ADR-006: Resource Scheduler High Availability Coordination¶

Attribute	Value
Status	Accepted
Date	2026-01-16
Deciders	Architecture Team
Related ADRs	ADR-002, ADR-005

Context¶

With multiple Resource Scheduler replicas for HA, we need to prevent:

Duplicate scheduling: Two schedulers assigning the same instance
Lost assignments: Instance falls through cracks between schedulers
Conflicting decisions: Schedulers making incompatible placements

Options considered:

Leader election - Single active resource scheduler at a time
Optimistic locking - First writer wins via version checks
Work partitioning - Each scheduler handles subset of instances
Distributed lock per instance - Fine-grained locking

Decision¶

Use leader election for Scheduler (single active leader).

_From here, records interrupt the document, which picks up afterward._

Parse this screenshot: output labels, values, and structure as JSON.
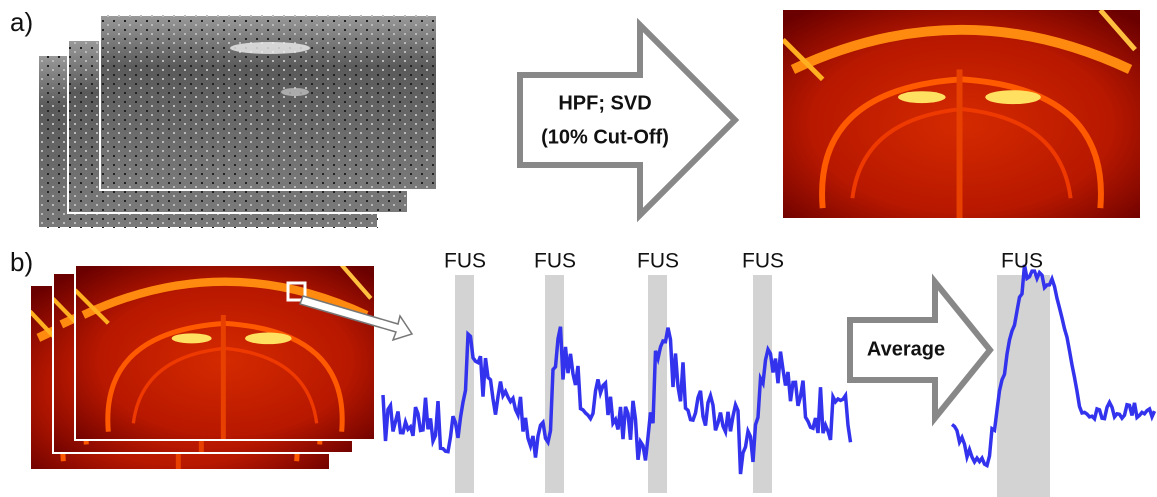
{
  "panel_a": {
    "label": "a)",
    "arrow_label": [
      "HPF; SVD",
      "(10% Cut-Off)"
    ]
  },
  "panel_b": {
    "label": "b)",
    "stimulus_labels": [
      "FUS",
      "FUS",
      "FUS",
      "FUS"
    ],
    "average_label": "Average",
    "average_stimulus_label": "FUS"
  }
}
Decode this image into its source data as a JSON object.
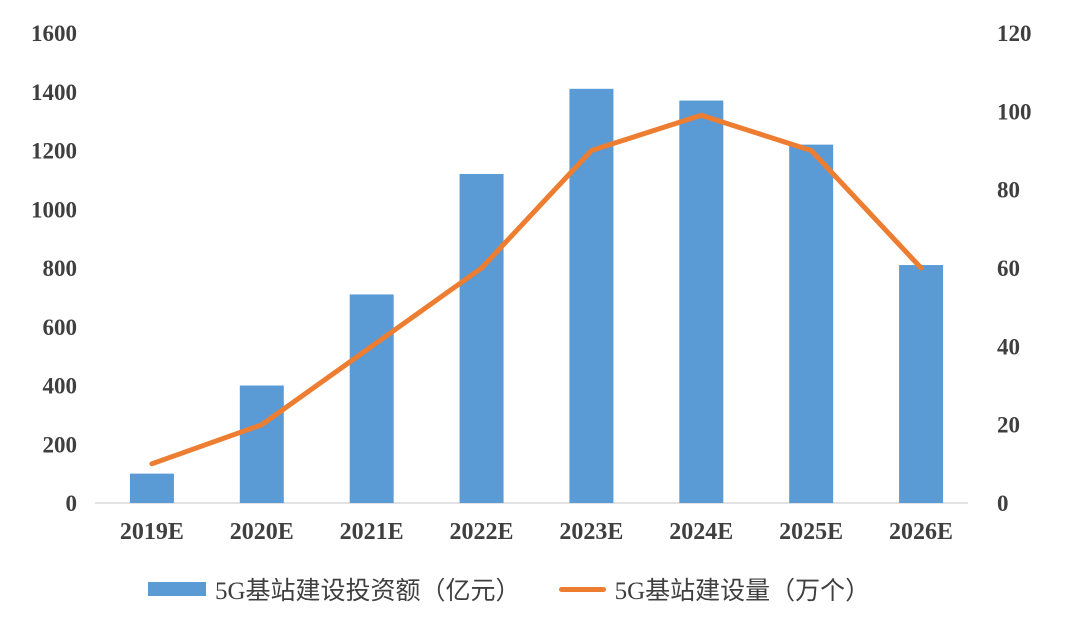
{
  "chart_data": {
    "type": "combo",
    "title": "",
    "categories": [
      "2019E",
      "2020E",
      "2021E",
      "2022E",
      "2023E",
      "2024E",
      "2025E",
      "2026E"
    ],
    "series": [
      {
        "name": "5G基站建设投资额（亿元）",
        "type": "bar",
        "axis": "left",
        "color": "#5b9bd5",
        "values": [
          100,
          400,
          710,
          1120,
          1410,
          1370,
          1220,
          810
        ]
      },
      {
        "name": "5G基站建设量（万个）",
        "type": "line",
        "axis": "right",
        "color": "#ed7d31",
        "values": [
          10,
          20,
          40,
          60,
          90,
          99,
          90,
          60
        ]
      }
    ],
    "left_axis": {
      "min": 0,
      "max": 1600,
      "tick_step": 200,
      "tick_labels": [
        "0",
        "200",
        "400",
        "600",
        "800",
        "1000",
        "1200",
        "1400",
        "1600"
      ]
    },
    "right_axis": {
      "min": 0,
      "max": 120,
      "tick_step": 20,
      "tick_labels": [
        "0",
        "20",
        "40",
        "60",
        "80",
        "100",
        "120"
      ]
    },
    "grid": false,
    "legend_position": "bottom",
    "background": "#ffffff",
    "text_color": "#3f3f3f",
    "baseline_color": "#d9d9d9"
  }
}
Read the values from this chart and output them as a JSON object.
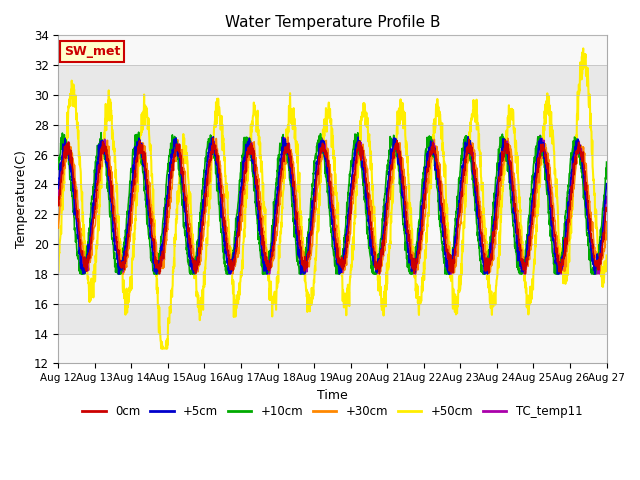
{
  "title": "Water Temperature Profile B",
  "xlabel": "Time",
  "ylabel": "Temperature(C)",
  "ylim": [
    12,
    34
  ],
  "xlim": [
    0,
    360
  ],
  "x_tick_labels": [
    "Aug 12",
    "Aug 13",
    "Aug 14",
    "Aug 15",
    "Aug 16",
    "Aug 17",
    "Aug 18",
    "Aug 19",
    "Aug 20",
    "Aug 21",
    "Aug 22",
    "Aug 23",
    "Aug 24",
    "Aug 25",
    "Aug 26",
    "Aug 27"
  ],
  "x_tick_positions": [
    0,
    24,
    48,
    72,
    96,
    120,
    144,
    168,
    192,
    216,
    240,
    264,
    288,
    312,
    336,
    360
  ],
  "y_ticks": [
    12,
    14,
    16,
    18,
    20,
    22,
    24,
    26,
    28,
    30,
    32,
    34
  ],
  "series": {
    "0cm": {
      "color": "#cc0000",
      "linewidth": 1.2
    },
    "+5cm": {
      "color": "#0000cc",
      "linewidth": 1.2
    },
    "+10cm": {
      "color": "#00aa00",
      "linewidth": 1.2
    },
    "+30cm": {
      "color": "#ff8800",
      "linewidth": 1.2
    },
    "+50cm": {
      "color": "#ffee00",
      "linewidth": 1.5
    },
    "TC_temp11": {
      "color": "#aa00aa",
      "linewidth": 1.2
    }
  },
  "band_colors": [
    "#f8f8f8",
    "#e8e8e8"
  ],
  "annotation_text": "SW_met",
  "annotation_bg": "#ffffcc",
  "annotation_border": "#cc0000"
}
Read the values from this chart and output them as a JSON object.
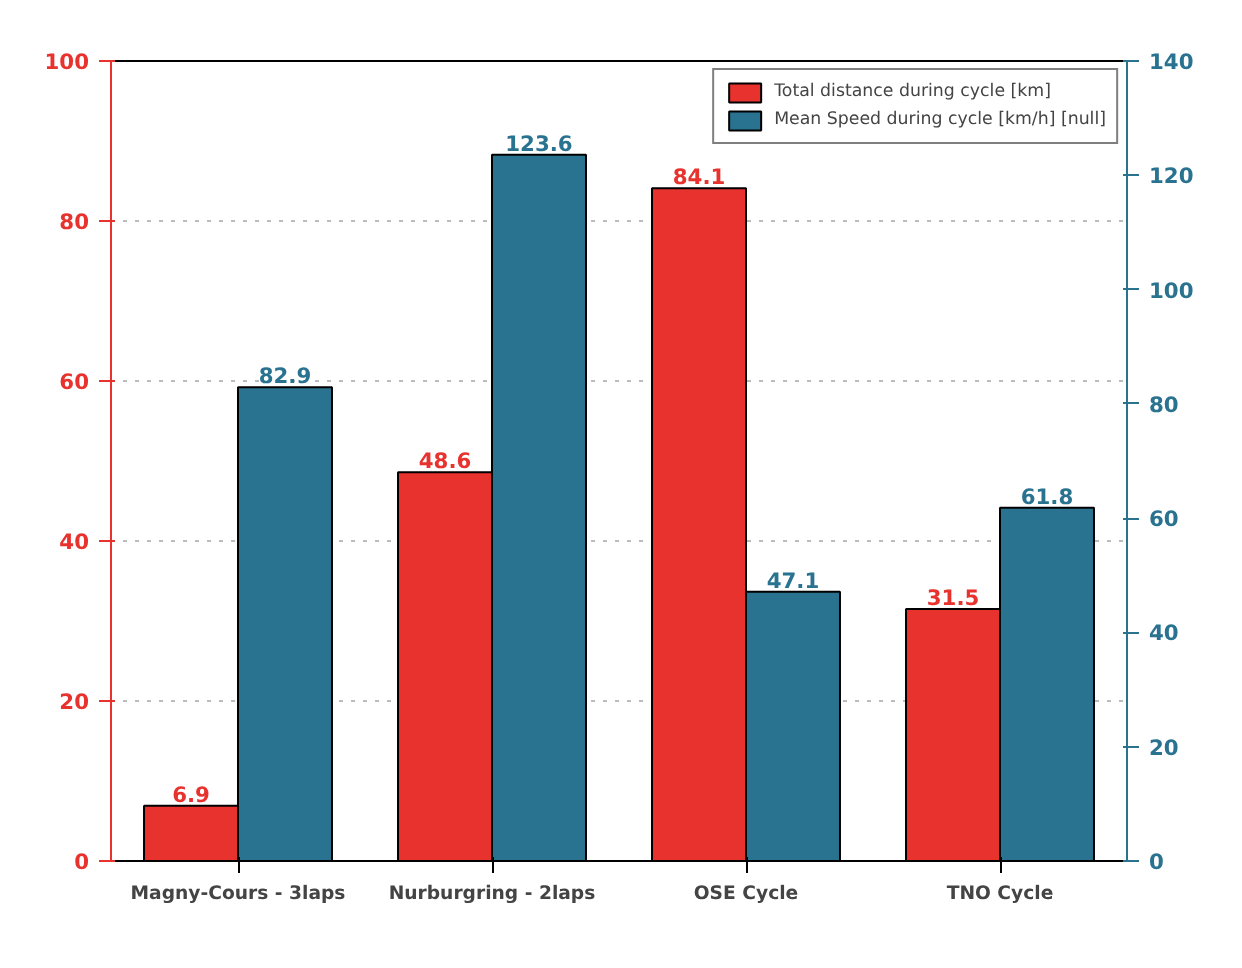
{
  "chart_data": {
    "type": "bar",
    "categories": [
      "Magny-Cours - 3laps",
      "Nurburgring - 2laps",
      "OSE Cycle",
      "TNO Cycle"
    ],
    "series": [
      {
        "name": "Total distance during cycle [km]",
        "color": "#e8322e",
        "values": [
          6.9,
          48.6,
          84.1,
          31.5
        ]
      },
      {
        "name": "Mean Speed during cycle [km/h] [null]",
        "color": "#2a7390",
        "values": [
          82.9,
          123.6,
          47.1,
          61.8
        ],
        "axis": "y2"
      }
    ],
    "ylim": [
      0,
      100
    ],
    "yticks": [
      0,
      20,
      40,
      60,
      80,
      100
    ],
    "y2lim": [
      0,
      140
    ],
    "y2ticks": [
      0,
      20,
      40,
      60,
      80,
      100,
      120,
      140
    ],
    "grid": "y",
    "legend": "top right",
    "data_labels": true
  }
}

Only the leader resource scheduler makes placement decisions. Other replicas are hot standbys that take over if leader fails.

Rationale¶

Why Leader Election?¶

Simplicity: No distributed coordination per instance
Deterministic: Clear ownership of scheduling responsibility
Proven pattern: Used by Kubernetes scheduler
etcd native: Built-in leader election support

Why Not Optimistic Locking?¶

Race conditions under high load
Wasted work when multiple schedulers compute same placement
Complexity in retry logic

Why Not Work Partitioning?¶

Partition rebalancing on scheduler failure
Complexity in partition assignment
Overkill for expected scale (<1000 instances)

Consequences¶

Positive¶

Simple mental model (one scheduler active)
No per-instance locking overhead
Fast failover via etcd lease expiration

Negative¶

Single scheduler bottleneck (mitigated by fast placement algorithm)
Failover latency (etcd lease TTL, typically 10-15 seconds)

Implementation¶

Leader Election with etcd¶

class SchedulerLeaderElection:
    def __init__(self, etcd_client, instance_id: str):
        self.etcd = etcd_client
        self.instance_id = instance_id
        self.lease_ttl = 15  # seconds
        self.leader_key = "/lcm/scheduler/leader"

    async def campaign(self):
        """Attempt to become leader."""
        lease = await self.etcd.lease(self.lease_ttl)

        try:
            # Try to create leader key (fails if exists)
            await self.etcd.put(
                self.leader_key,
                self.instance_id,
                lease=lease
            )
            return True  # We are leader
        except etcd.KeyExistsError:
            return False  # Someone else is leader

    async def maintain_leadership(self):
        """Keep lease alive while leader."""
        while True:
            await self.lease.refresh()
            await asyncio.sleep(self.lease_ttl / 3)

    async def watch_leader(self):
        """Watch for leader changes."""
        async for event in self.etcd.watch(self.leader_key):
            if event.type == "DELETE":
                # Leader lost, try to become leader
                await self.campaign()

Scheduler Lifecycle¶

1. Scheduler starts
2. Attempts leader election (campaign)
3. If leader:
   a. Start scheduling loop
   b. Maintain leadership (lease refresh)
4. If not leader:
   a. Watch leader key
   b. On leader loss, attempt election
5. On shutdown:
   a. Release lease
   b. Another replica becomes leader

Failover Timeline¶

T+0:    Leader crashes
T+0-15: Lease TTL expires (configurable)
T+15:   etcd deletes leader key
T+15:   Standby detects deletion via watch
T+15-16: Standby campaigns and wins
T+16:   New leader starts scheduling

Total failover: ~15-20 seconds

Resource Controller HA¶

Same pattern applies to Resource Controller:

Leader election at /lcm/controller/leader
Only leader runs reconciliation loop
Hot standby replicas

Trade-offs vs Scale¶

Scale	Recommendation
<100 instances	Leader election sufficient
100-1000 instances	Leader election, optimize algorithm
>1000 instances	Consider work partitioning

Given expected scale (<1000 concurrent instances), leader election is appropriate.

Open Questions¶

What lease TTL balances failover speed vs network flakiness?
Should standby schedulers pre-warm caches (read state)?
Should we expose leader status in health checks?